Kritische Reflexion über den Wert und Unwert von Zelluloseprodukten in Bildungsanstalten

Je näher das Ende der Schulzeit rückt, desto öfter blickt man auf diese dreizehn Jahre zurück und fragt sich: Was haben sie bis jetzt gebracht? Und die einzige Größe, nach der man diese Zeit wirklich beurteilen kann, ist nicht etwa die allesbedeutende und doch nichtssagende Zahl auf einem Blatt Papier namens Zeugnis, sondern das Papier selbst. Diese DIN A4 genormten Informationsträger sind das eigentliche Symbol unserer Schullaufbahn. Arbeitsblätter in Heften, in Ordnern und Klarsichthüllen. Handbeschrieben, vollgekritzelt, kopiert oder von Matrize abgezogen. Geliebt in Form von kleinen Briefchen, gehaßt in Form von Klausuren, vergessen in Form von Hausaufgaben. Ein ganzer Meter im Regal (nur aus der Oberstufe) voll von Referaten, Erörterungen, Interpretationen, Aufsätzen und Ge-dichten. Voll von Vektorrechnungen, unechten Brüchen, Limesfunktionen und Kurvendiskussionen. Grund ge-nug, diesen 21x27,9 Quadratzentimetern etwas Aufmerksamkeit zu widmen und der Blättersammlung ein weiteres Exemplar hinzuzufügen.

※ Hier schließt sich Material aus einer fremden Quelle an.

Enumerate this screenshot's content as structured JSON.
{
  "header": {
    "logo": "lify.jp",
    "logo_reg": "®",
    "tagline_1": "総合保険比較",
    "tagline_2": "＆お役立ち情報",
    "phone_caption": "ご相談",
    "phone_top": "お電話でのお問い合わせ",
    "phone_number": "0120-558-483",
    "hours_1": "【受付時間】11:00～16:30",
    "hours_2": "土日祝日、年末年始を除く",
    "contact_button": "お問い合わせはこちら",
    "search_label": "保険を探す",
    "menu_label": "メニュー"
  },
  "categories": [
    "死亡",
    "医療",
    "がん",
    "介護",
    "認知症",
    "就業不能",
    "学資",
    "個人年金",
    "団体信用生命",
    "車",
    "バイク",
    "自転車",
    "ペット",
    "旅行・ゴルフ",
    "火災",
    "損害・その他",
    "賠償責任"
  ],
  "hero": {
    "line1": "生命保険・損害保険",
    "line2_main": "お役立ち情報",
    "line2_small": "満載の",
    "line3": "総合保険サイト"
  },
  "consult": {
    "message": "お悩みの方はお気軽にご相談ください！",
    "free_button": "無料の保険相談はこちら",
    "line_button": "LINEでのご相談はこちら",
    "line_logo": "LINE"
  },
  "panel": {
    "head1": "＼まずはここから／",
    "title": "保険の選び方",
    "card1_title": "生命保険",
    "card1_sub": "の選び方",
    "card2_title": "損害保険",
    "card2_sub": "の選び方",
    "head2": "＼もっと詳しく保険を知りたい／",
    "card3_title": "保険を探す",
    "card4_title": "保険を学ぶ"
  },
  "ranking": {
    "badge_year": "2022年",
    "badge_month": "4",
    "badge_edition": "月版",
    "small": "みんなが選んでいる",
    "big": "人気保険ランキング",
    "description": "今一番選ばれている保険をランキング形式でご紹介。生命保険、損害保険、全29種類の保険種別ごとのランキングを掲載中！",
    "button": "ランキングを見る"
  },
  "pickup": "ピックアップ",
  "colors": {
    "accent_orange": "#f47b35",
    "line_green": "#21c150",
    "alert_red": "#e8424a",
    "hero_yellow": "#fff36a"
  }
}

Natürlich macht der Einsatz von Arbeitsblättern Sinn: Wer von uns würde schon gerne alles mit Griffeln auf Schiefertafeln schreiben wollen, um es dann wieder auswischen zu müssen? Auch die moderne Alternative, die elektronische Datenverarbeitung auf Disketten, ist nicht nur praktisch: Denn wie schreibt man in der Fünf-Minuten-Pause in der Raucherhalle eine Diskette mit Englischhausaufgaben ab? Und wohin malt man die Bilder, die in langweiligen Stunden immer auf dem Heftrand entstehen? Das Arbeitsblatt bietet also zweifellos eine Menge von Vorteilen, zumal man auch aktuelle Texte bearbeiten kann, die noch in keinem Schulbuch stehen (auch wenn diese Chance von einigen Lehrern vorsätzlich igno-riert wird; ich erinnere mich zum Beispiel an Tabellen im Fach Erdkunde aus dem Jahr 1970, welche die aktuellen Probleme der Raumordnung darstellen sollten).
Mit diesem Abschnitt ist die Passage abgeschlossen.